The Troubling Truth Behind Emergency Contraceptives And Weight

Should we be looking for a Plan C?

The Troubling Truth Behind Emergency Contraceptives And Weight
Huffington Post

If you've ever had to take an emergency contraceptive — it's imperative that it works. Mistakes happen, unprotected sex happens. Having a "plan B" becomes more important than expected.

However, according to an observation from Princeton University, "emergency contraceptive pills, regardless of type, appear to be significantly less effective " depending on your weight. On top of that, a European Manufacturer, Norlevo, of a pill identical to Plan B has said after clinical trials that its pill will not work for women over 176 pounds and begins to lose effectiveness at 165 pounds.

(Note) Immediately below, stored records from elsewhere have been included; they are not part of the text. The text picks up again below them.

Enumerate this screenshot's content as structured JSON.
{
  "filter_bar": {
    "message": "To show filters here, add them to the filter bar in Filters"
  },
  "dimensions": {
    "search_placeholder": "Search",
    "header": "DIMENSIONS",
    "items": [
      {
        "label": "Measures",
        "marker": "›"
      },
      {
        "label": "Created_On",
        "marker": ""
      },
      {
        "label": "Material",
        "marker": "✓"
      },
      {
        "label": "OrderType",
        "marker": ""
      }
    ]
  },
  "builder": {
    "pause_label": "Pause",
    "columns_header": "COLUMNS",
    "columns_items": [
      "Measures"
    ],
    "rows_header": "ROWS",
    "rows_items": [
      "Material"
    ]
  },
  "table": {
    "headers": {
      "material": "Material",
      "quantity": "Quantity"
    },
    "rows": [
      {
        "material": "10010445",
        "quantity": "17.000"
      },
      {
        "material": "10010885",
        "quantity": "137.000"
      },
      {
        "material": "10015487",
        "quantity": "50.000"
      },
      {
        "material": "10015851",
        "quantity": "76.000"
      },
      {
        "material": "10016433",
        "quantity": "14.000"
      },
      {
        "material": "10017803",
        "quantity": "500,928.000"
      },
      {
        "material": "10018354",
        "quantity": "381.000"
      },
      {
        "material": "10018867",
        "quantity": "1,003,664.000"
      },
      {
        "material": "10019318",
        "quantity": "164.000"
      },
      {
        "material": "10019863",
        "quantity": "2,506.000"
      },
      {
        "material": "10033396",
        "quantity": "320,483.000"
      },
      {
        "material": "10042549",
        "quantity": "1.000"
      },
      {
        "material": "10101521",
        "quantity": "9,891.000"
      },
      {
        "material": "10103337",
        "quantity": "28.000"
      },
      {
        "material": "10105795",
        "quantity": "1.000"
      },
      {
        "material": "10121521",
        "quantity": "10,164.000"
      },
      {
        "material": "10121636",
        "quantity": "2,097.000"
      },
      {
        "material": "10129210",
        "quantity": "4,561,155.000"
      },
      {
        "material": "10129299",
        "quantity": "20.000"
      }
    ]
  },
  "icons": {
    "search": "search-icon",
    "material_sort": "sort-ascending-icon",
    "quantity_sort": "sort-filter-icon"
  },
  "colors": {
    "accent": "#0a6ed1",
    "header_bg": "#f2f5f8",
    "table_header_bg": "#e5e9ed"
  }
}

The core of the problem is that the dosage is standardized. Consequently, a woman who weighs in at 120 pounds takes the same dosage as a woman weighing 166. Even though she purchases Plan B for the same price, this is significantly less effective for her. This is absolutely troubling in a country where the weight of the average woman is in fact 166.2 poundsas reported by the CDC. Repeat, Emergency Contraceptive is significantly less effective for the average woman.

When I had heard about this, I was shocked at #1 how unfair that is and #2 how I had never heard of this and how little this topic is talked about. Plan B generally retails at the steep price of $50.00 and women around the country purchase the pill unknowing that they could possibly be three times more likely to get pregnant than others. To put it simply, the numbers of women who are over the proverbial weight limit have risen, and the emergency contraceptives have yet to change their doses.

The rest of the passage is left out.